Cette fois-ci, au Théâtre des Jacobins de Dinan, Le Lann se présente avec un ami fidèle, le pianiste et contrebassiste brésilien Cesarius Alvim.
Les ombres tutélaires de Michel Graillier et de Chet Baker planent sur ce concert. L’émotion est telle que, comme au concert classique, on n’applaudit pas après le solo mais à la fin de chaque morceau. Peut-être parce que le public des Jacobins de Dinan est plus habitué à la musique de chambre qu’au jazz intimiste, mais je veux croire que c’est aussi par respect, et pour n’en pas perdre une seule note.
Le duo ne joue que des standards : « Round Midnight », « Body and Soul », « My Funny Valentine » avec un bien étrange exposé du thème, « Lover Man. » En rappel, Le Lann lance un : « Que reste t-il de nos amours ? » à tomber raide. Qui mieux que lui a su percevoir l’infinie tristesse qui se cache derrière l’apparente gaieté des chansons de Trénet ?

En revanche, le trio Sud me laisse froid.

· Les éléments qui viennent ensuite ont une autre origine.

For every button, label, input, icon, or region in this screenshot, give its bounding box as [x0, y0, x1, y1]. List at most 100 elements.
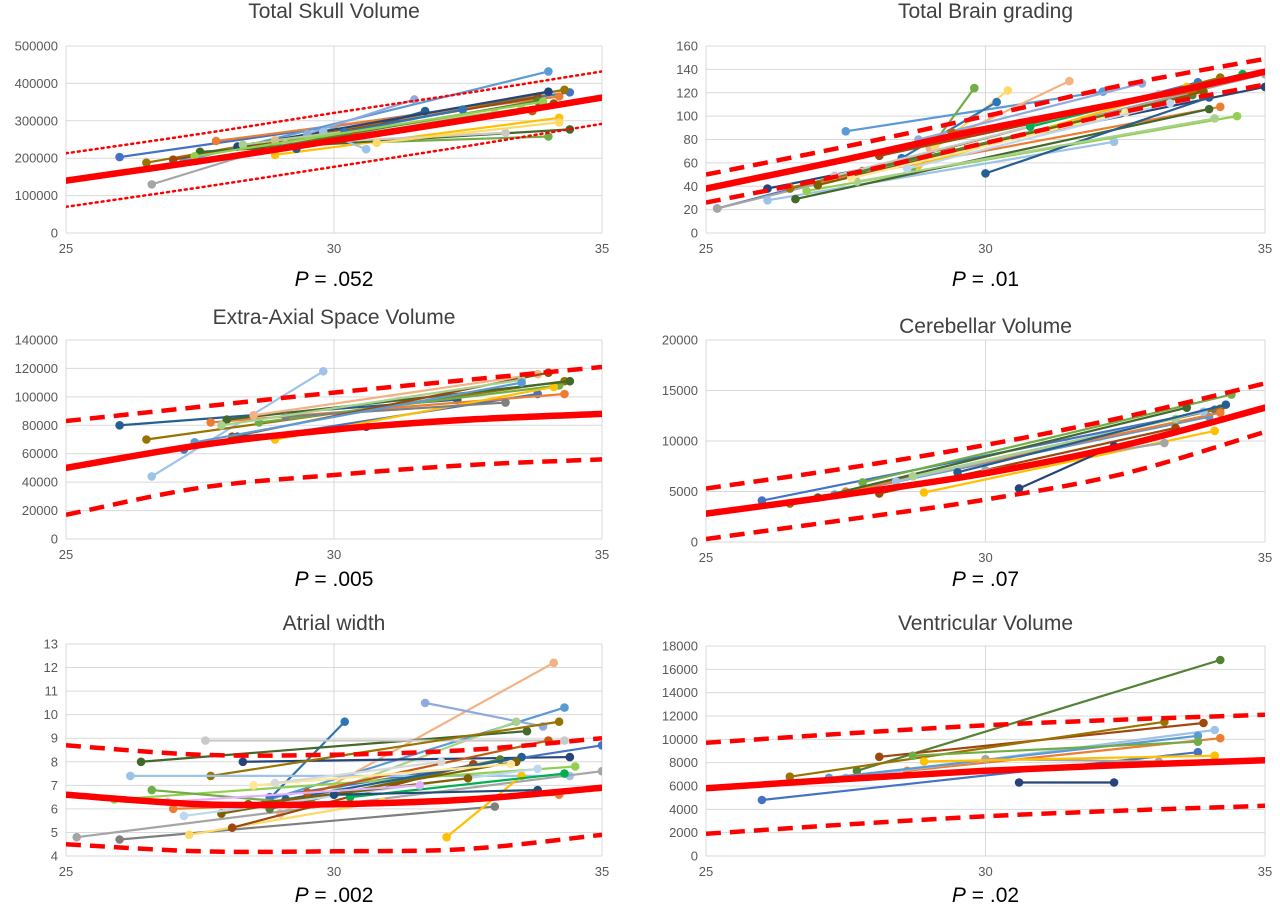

En rappel, duo Luc/Le Lann. Le Lann avec ses imperfections, ses tâtonnements, ses brisures, ses fêlures, ajoute aussitôt une densité émotionnelle qui manque à la technique lisse et sans faille de Sylvain Luc. La pluie tambourine si fort sur le toit que les duettistes s’y adaptent, changeant le rythme du morceau pour suivre celui de la pluie qui fait des claquettes sur le trottoir à minuit. Un pur instant de magie blanche. Le trio Sud revient ensuite accompagner Le Lann sur le « Fooprints » de Wayne Shorter (Miles Smiles, 1966), impeccable.

par Guillaume Lagrée // Publié le 20 février 2004
P.-S. :

Prochaine étape : une visite à l’Ecole de Le Lann dans ses nouveaux locaux, en attendant un prochain festival de Jazz à Dinan, sur les bords de la Rance.